In 2012 a far less ambitious attempt to level carbon-emission playing fields inside and outside the eu quickly came to grief. The eu wanted to include emissions from flights to and from countries beyond the eu in the ets; both some of its own airlines and its trading partners protested, the latter threatening action through the World Trade Organisation (wto) and reviews of bilateral air-service agreements.
Ms von der Leyen has insisted that any bca would need to be consistent with the rules of the wto. But although it might be allowed if it were equivalent to a domestic tax, or if it were applied to protect the environment, nobody knows quite how a bca would have to be crafted in order to qualify.
The more complicated and overlapping bcas get, the greater the risk they would be captured or gamed.
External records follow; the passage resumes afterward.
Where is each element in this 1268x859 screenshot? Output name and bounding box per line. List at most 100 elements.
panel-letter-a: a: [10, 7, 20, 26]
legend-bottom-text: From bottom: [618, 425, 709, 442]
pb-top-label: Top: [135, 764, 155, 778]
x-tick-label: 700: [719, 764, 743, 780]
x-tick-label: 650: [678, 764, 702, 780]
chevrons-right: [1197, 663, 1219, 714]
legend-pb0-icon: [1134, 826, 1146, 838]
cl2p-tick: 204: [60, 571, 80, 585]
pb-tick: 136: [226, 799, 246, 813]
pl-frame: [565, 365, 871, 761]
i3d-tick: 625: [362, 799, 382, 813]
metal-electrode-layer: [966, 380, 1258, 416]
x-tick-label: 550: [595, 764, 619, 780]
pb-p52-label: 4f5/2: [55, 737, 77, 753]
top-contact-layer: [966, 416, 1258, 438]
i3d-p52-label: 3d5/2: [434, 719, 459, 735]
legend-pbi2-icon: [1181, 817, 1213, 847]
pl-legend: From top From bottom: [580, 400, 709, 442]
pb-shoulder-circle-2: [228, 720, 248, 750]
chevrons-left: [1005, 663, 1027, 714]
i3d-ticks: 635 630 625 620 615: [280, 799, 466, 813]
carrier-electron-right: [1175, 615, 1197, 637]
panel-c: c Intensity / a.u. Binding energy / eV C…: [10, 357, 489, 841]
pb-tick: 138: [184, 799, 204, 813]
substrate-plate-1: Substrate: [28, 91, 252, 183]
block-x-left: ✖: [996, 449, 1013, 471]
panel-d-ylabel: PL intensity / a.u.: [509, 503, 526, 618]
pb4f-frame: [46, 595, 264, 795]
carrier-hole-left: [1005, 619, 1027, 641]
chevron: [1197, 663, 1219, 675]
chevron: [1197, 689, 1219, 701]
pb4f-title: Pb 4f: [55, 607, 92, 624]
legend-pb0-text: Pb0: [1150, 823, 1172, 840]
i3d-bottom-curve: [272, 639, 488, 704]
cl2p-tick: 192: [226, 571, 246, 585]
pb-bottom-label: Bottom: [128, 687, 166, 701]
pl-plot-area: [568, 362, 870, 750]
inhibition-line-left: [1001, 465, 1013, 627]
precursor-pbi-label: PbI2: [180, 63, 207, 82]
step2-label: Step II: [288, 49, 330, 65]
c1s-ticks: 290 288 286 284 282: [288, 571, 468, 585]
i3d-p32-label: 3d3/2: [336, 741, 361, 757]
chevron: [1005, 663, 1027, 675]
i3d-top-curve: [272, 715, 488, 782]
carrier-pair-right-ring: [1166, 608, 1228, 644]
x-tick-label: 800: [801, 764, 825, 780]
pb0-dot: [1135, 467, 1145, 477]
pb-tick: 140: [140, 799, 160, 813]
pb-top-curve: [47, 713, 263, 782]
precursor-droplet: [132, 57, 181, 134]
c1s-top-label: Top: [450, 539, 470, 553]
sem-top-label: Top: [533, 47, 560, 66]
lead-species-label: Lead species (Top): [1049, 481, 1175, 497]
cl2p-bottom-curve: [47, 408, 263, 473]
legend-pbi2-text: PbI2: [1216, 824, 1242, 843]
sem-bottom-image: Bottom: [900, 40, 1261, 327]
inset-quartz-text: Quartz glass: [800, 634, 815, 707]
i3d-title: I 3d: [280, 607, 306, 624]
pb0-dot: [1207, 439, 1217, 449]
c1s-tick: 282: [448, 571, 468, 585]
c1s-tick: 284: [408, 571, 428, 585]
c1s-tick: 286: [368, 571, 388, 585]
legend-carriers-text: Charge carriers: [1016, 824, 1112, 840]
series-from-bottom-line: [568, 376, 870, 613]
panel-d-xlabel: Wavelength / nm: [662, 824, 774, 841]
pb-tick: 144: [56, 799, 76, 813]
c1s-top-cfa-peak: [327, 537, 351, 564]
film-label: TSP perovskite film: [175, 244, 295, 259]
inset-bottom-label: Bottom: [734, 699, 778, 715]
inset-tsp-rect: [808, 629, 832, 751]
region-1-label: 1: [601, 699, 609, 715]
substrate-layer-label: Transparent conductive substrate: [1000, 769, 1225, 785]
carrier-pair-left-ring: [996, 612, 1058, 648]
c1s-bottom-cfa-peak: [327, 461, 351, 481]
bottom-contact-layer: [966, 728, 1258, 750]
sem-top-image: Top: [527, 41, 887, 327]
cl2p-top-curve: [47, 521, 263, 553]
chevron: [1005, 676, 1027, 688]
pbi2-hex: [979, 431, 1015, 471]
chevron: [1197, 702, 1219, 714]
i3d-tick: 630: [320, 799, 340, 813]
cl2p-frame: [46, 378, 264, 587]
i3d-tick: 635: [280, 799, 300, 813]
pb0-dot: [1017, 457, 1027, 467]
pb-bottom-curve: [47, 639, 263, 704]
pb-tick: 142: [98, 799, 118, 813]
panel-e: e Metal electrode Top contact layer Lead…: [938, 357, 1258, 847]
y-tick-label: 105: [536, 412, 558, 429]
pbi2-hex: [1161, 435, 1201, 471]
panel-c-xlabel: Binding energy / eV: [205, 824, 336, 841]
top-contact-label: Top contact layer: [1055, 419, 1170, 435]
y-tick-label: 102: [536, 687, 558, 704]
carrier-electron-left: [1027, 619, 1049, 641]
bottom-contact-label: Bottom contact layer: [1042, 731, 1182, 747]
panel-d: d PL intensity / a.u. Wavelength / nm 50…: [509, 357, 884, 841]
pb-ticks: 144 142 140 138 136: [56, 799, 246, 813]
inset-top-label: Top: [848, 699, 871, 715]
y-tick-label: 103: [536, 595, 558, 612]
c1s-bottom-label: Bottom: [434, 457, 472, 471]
There will be pressure to exempt some of the eu’s trading partners, such as poor developing countries, who often depend on dirty exports for growth. The more bespoke the carve-outs, the greater the risk that the eu will be accused of unfair discrimination.
The difficulties and dangers of bcas explain why Europe, and California, have until now used a different tool to placate industries made less competitive by carbon pricing: giving out permits to emit carbon at no charge. The idea is that free permits preserve the firms’ profits, allowing them to compete on international markets and removing the incentive for them to go overseas. The incentive to cut emissions remains, because cleaner production would allow them to sell their surplus permits.
The eu prefers not to award freebies to polluting sectors, arguing that they reduce the urgency of cutting emissions. The free permits currently issued to sectors including wine making, textile weaving and tools manufacturing are due to be phased out of the ets by 2030, though sectors such as steel and cement will get to keep theirs. Part of the impetus for bcas is that they could replace free permits, though the generosity of the existing scheme means that some firms are better off with free permits than they would be under a bca. California rejected a bca for trade in cement in part because its producers preferred subsidies. Because overcoming all these issues is hard, any eu carbon border charges are probably six or seven years away.
The environmental argument for a bca ultimately rests on the idea that countries like China and India would respond by pricing carbon-dioxide emissions adequately. Some countries might even want to join the ets, edging towards the global carbon market which economists have long dreamed of. But it is also possible that bcas could undermine the international co-operation on which the fight against climate change depends—say by provoking a trading partner to withdraw from the Paris agreement. Ensuring that carbon emissions carry a high price everywhere is vital, and increasingly so. But rarely is so stark a contrast found between the simplicity of the theory and that of the practice.